Pablo smiled as guests wished him a happy birthday. The whole town was here, except the one person he wanted to see.
“Señor Pablo.” The voice, deeper and more melodic than it had been in youth, made him turn.
“Luis. It’s just Pablo. It’s always been just Pablo to you.” His heart thumped under his crucifix tattoo. They’d been fourteen, rebellious and learning about love.
“Are you happy, Pablo?” Luis asked, a can of beer in his gnarled hand. Farming had not been kind to him, but in his smile Pablo still saw the beautiful boy he loved.
“Why shouldn’t I be happy? I have all this.” Pablo gestured with his own beer, taking in the chattering party, the extensive family, the decorated home.
The two men stood in silence, their lack of words speaking volumes. Odd looks were cast—a poor farmer socialising with Señor Pablo.
“And you?” Pablo grunted. “Your family is well?”
“Thank you, they are. Maria’s first babe died but she birthed the second well. I’m a grandfather now.” Luis smiled, discoloured teeth testament to cigarettes and poor dentistry. Guilt ratcheted through Pablo again. His family afforded the best physicians, a luxury in this town.
“I’m happy for you.”
“Are you?” Luis raised his crinkled eyes. “We’re old men now, Pablo, we can be honest.”
His words chipped the glass of Pablo’s heart. A gulp of beer burned rather than soothed the torrent of bitterness in his throat. “Honest, Luis? We could never be honest.” He was going to scream, or cry, or punch someone. Make a scene. Embarrass his family. His wife gazed over from her position as matriarch, presiding over the other dames of the town. She knew. She had always known, though they never spoke of it. He would shame his family. They didn’t deserve that. He didn’t deserve them.

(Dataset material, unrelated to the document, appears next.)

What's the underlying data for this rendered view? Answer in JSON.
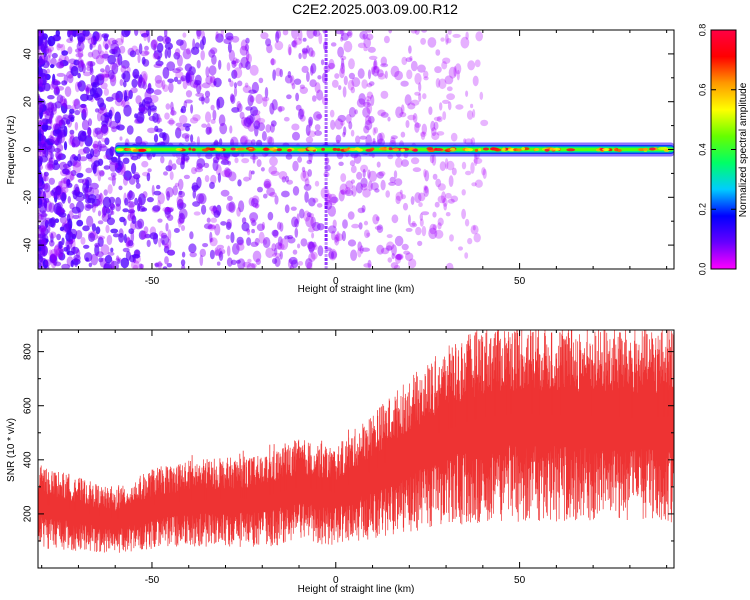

He focussed on Luis. Concern etched itself into the lines of his friend’s face.
“Come on, come sit down, have a cigarette.”

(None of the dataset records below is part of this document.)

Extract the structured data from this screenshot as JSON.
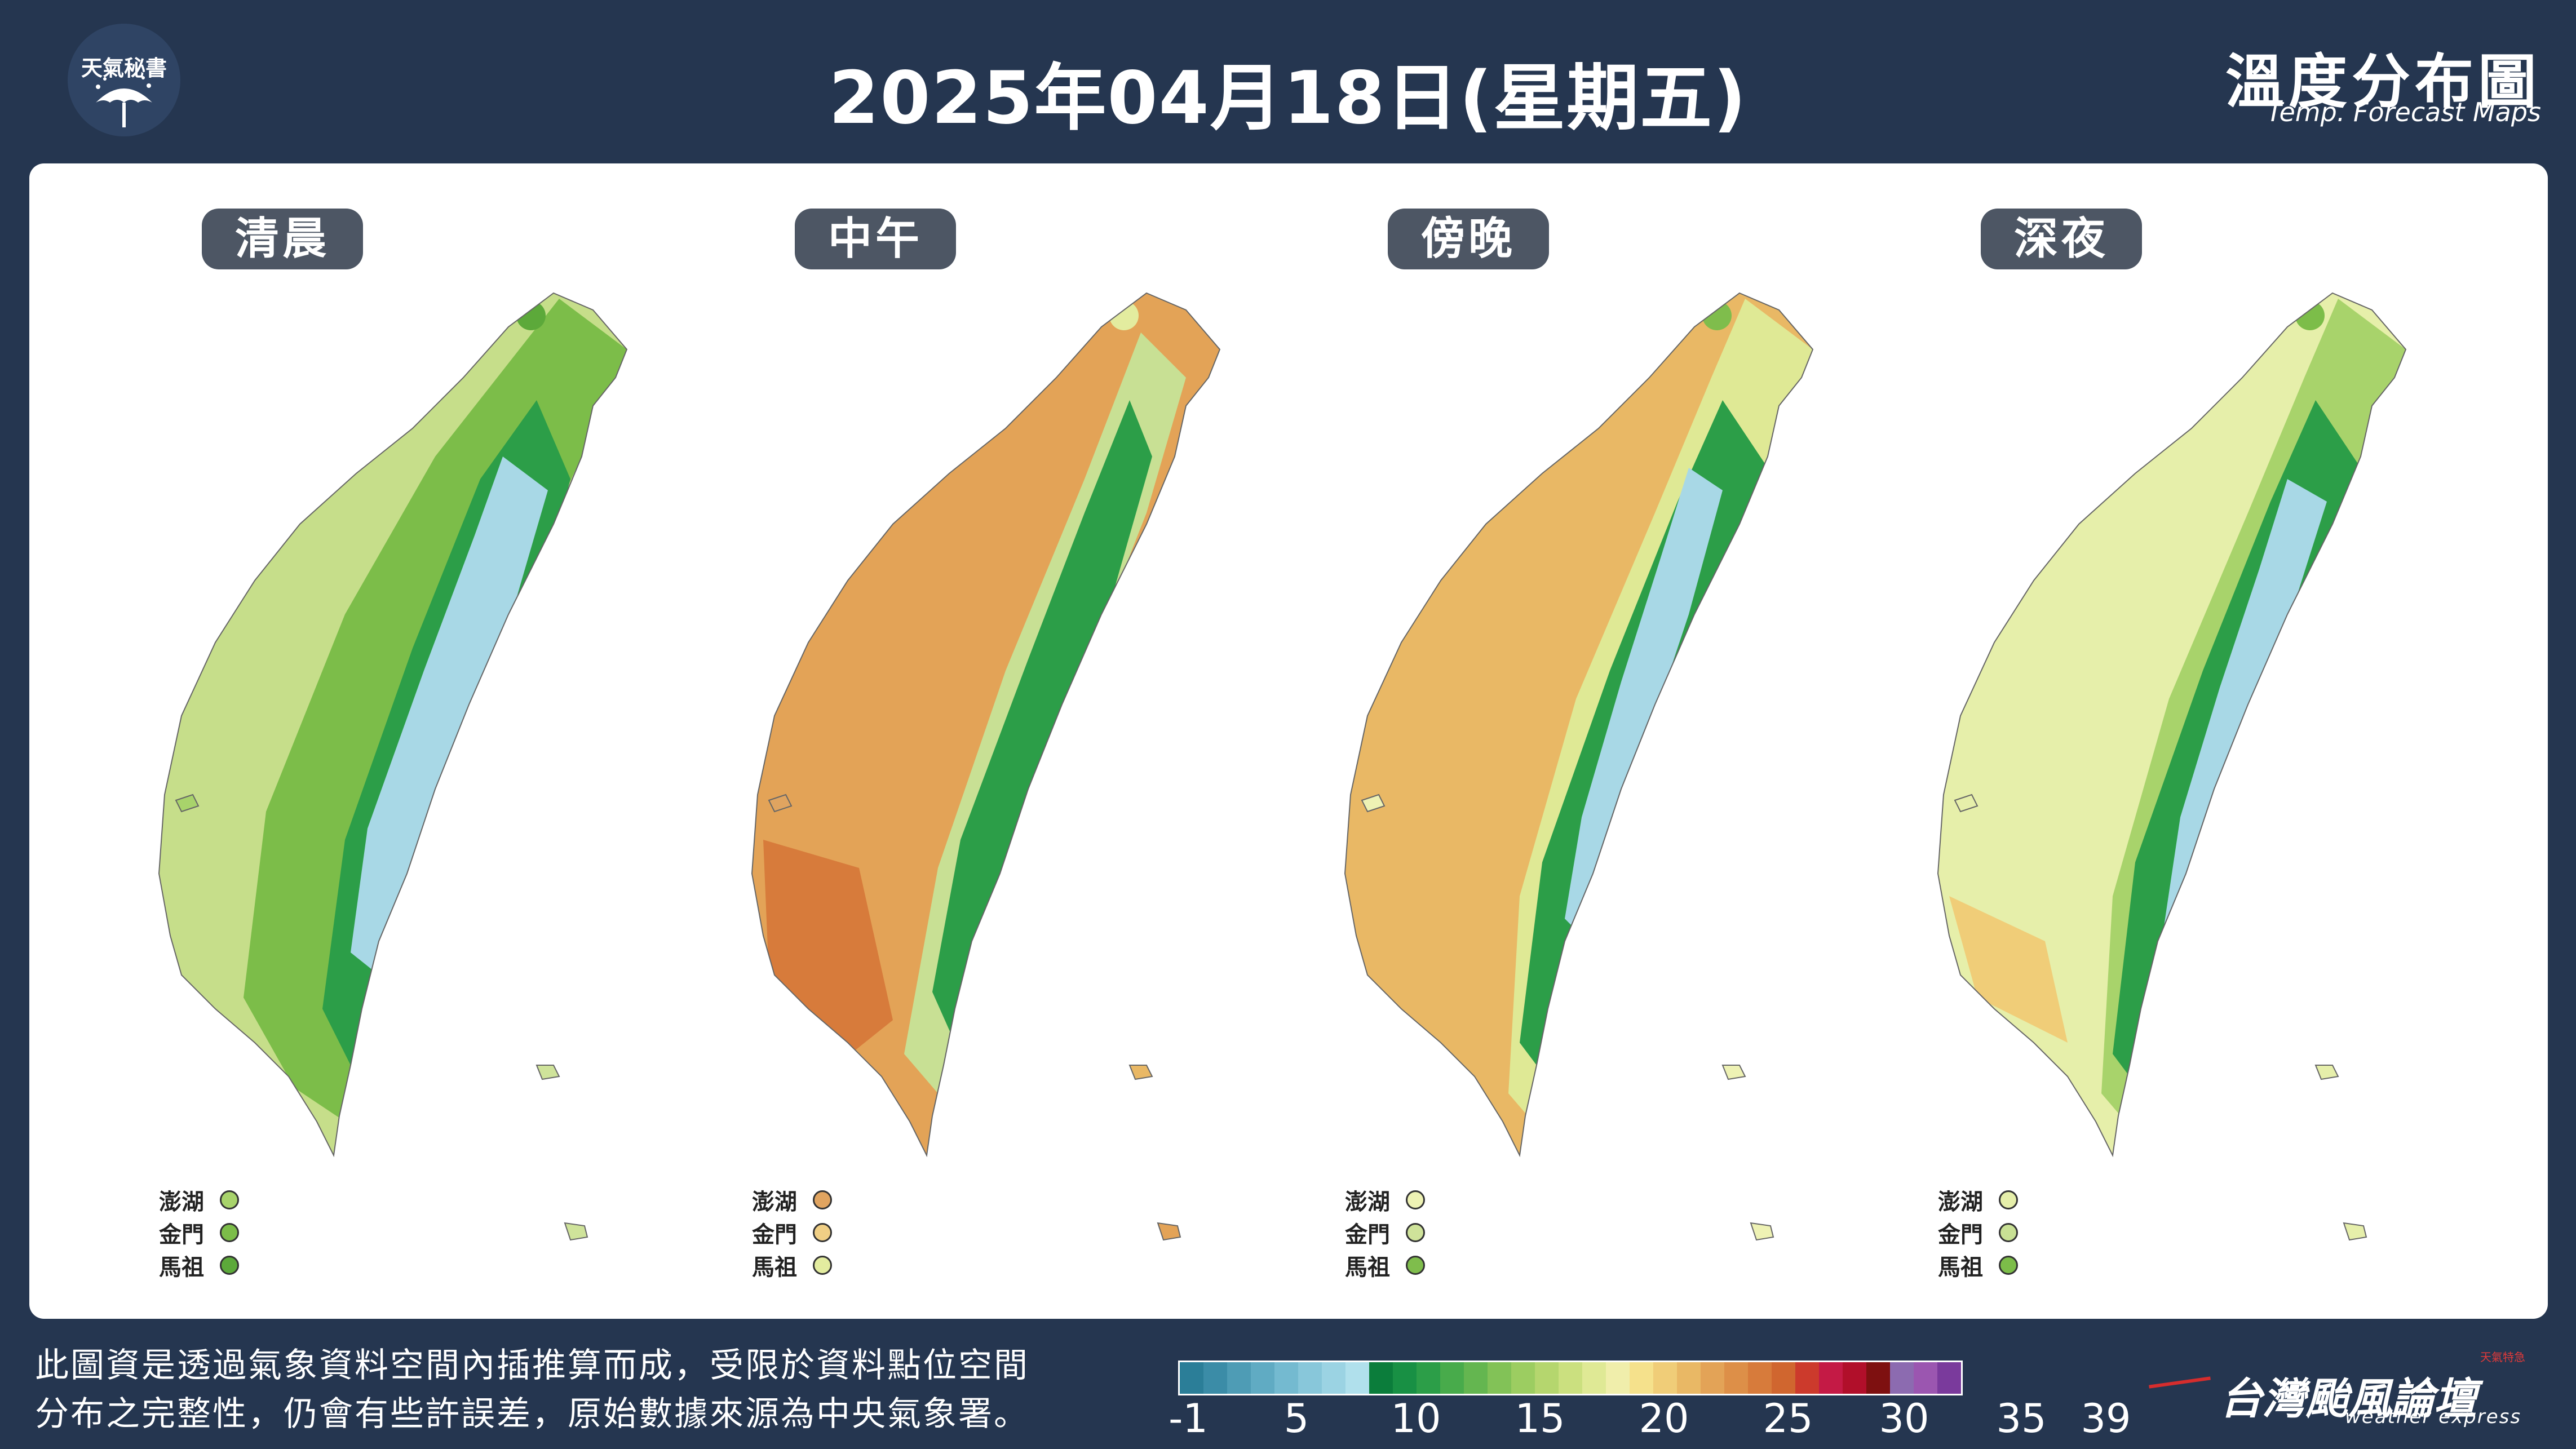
{
  "header": {
    "logo_text": "天氣秘書",
    "title": "2025年04月18日(星期五)",
    "brand_zh": "溫度分布圖",
    "brand_en": "Temp. Forecast Maps"
  },
  "maps": [
    {
      "label": "清晨",
      "islands": [
        {
          "name": "澎湖",
          "color": "#a8d36b"
        },
        {
          "name": "金門",
          "color": "#7cbd49"
        },
        {
          "name": "馬祖",
          "color": "#5ca93a"
        }
      ]
    },
    {
      "label": "中午",
      "islands": [
        {
          "name": "澎湖",
          "color": "#e0a460"
        },
        {
          "name": "金門",
          "color": "#f0cf85"
        },
        {
          "name": "馬祖",
          "color": "#e3ec9f"
        }
      ]
    },
    {
      "label": "傍晚",
      "islands": [
        {
          "name": "澎湖",
          "color": "#eef2b4"
        },
        {
          "name": "金門",
          "color": "#cfe39a"
        },
        {
          "name": "馬祖",
          "color": "#7fbd4c"
        }
      ]
    },
    {
      "label": "深夜",
      "islands": [
        {
          "name": "澎湖",
          "color": "#e6efaa"
        },
        {
          "name": "金門",
          "color": "#c8e094"
        },
        {
          "name": "馬祖",
          "color": "#7cbd49"
        }
      ]
    }
  ],
  "footer": {
    "note_line1": "此圖資是透過氣象資料空間內插推算而成，受限於資料點位空間",
    "note_line2": "分布之完整性，仍會有些許誤差，原始數據來源為中央氣象署。",
    "ticks": [
      "-1",
      "5",
      "10",
      "15",
      "20",
      "25",
      "30",
      "35",
      "39"
    ],
    "brand_zh": "台灣颱風論壇",
    "brand_en": "weather express",
    "brand_badge": "天氣特急"
  },
  "colorbar_colors": [
    "#2b7e98",
    "#3b8ca7",
    "#4e9cb5",
    "#60abc3",
    "#74bad0",
    "#88c7da",
    "#9bd3e3",
    "#b0e0ec",
    "#0b7d3b",
    "#189044",
    "#2c9e48",
    "#48ab4b",
    "#64b650",
    "#82c257",
    "#9ccd61",
    "#b5d66e",
    "#cbe07f",
    "#dfe995",
    "#f0eeab",
    "#f5e18c",
    "#f0cd78",
    "#e9b865",
    "#e3a357",
    "#dd8f48",
    "#d77b3b",
    "#d0662f",
    "#cc3a2c",
    "#c41a45",
    "#b10f2a",
    "#7e1010",
    "#8c6bb0",
    "#9b56b0",
    "#7a3a9c"
  ]
}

Guided outside, he leant against the whitewashed wall. The closed door muted the party. He breathed in the cigarette Luis held to his lips. Memories flooded in with the nicotine. Stolen kisses behind his father’s factory. The burn of the tattoo that was meant to mark their love forever.
“We should have run away, Luis.” His voice croaked. “We should have gone when you said. I was wrong. I was a coward.” Blinded by tears, he didn’t see the arms that encircled him. He laid his head on Luis’ shoulder and wept.
“Shh, mi querido. I forgave you for that a long time ago. Now you need to forgive yourself.”
Bitterness warred with guilt and self-loathing in his heart. Soft, dry lips pressed his forehead. He blinked at Luis.
“I still love you, mi querido. And I have enough love for us both.”
The glass melted. The resentment faded. Instead of his heart shattering like he’d expected at a lifetime of missed opportunity, it grew warm and began to heal.”